Turning from these ancient sages, you will ask how pearls are formed? And almost any ingenious modern, not a zoologist, will tell you (and tell you falsely), that the pearl is a disease of the oyster. One is somewhat fatigued with the merciless frequency with which this notion has been dragged in, as an illustration of genius issuing out of sorrow and adversity; and it is time to stop that “damnable iteration” by discrediting the notion. Know then, that if
“Most wretched men
Are cradled into poetry by wrong:
They learn in suffering what they teach in song”—
it is not true that oysters secrete in suffering what women wear as necklaces. Disease would be the very worst cradle for pearls. The idea of disease originated in a fanciful supposition of pearls being to the oyster and mussel what gall-stones and urinary calculi are to higher and more suffering animals. Réaumur, to whom we owe so many good observations and suggestive ideas, came near the truth when, in 1717, he showed that the structure of pearls was identical with the structure of the shells in which they grow. He attributed their formation to the morbid effusion of coagulating shell-material.

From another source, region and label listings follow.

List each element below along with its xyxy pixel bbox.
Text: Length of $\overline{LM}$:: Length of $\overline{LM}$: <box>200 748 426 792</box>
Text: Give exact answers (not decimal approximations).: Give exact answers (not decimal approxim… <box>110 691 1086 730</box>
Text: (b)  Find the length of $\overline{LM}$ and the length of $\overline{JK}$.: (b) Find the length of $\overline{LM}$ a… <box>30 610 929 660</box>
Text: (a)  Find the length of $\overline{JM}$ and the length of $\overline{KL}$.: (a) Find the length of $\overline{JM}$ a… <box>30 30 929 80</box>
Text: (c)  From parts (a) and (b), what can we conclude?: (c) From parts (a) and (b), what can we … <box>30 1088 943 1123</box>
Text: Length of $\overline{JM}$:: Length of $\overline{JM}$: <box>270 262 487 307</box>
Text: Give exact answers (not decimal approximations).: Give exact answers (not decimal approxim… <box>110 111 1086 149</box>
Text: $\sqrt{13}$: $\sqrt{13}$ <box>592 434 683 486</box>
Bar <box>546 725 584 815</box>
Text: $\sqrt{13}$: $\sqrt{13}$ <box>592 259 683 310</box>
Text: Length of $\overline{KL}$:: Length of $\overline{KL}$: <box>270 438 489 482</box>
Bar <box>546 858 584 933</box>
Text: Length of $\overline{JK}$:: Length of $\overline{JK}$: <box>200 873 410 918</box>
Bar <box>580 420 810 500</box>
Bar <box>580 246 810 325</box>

I presume you know that shells are formed by a secretion from the mantle? The mantle is that delicate semi-transparent membrane which you observe, on opening a mussel, lining the whole interior of the shells, and having at its free margins a sort of fringe of delicate tentacles, which are sensitive and retractile. A microscopic examination of these fringes shows them to be glandular in structure—that is, they are secreting organs. The whole mantle, indeed, is a secreting organ, and its secretion is the shell-material: the fringes secrete the colouring matters of the shell, and enlarge its circumference; the rest of the mantle secretes the nacre, or mother-of-pearl, and increases the thickness of the shell. Now it is obvious that the formation of pearl nacre, and of pearls, depends on the healthy condition of the mantle, not on its diseases. If the mantle be injured the nacre is not secreted at all, or in less quantities.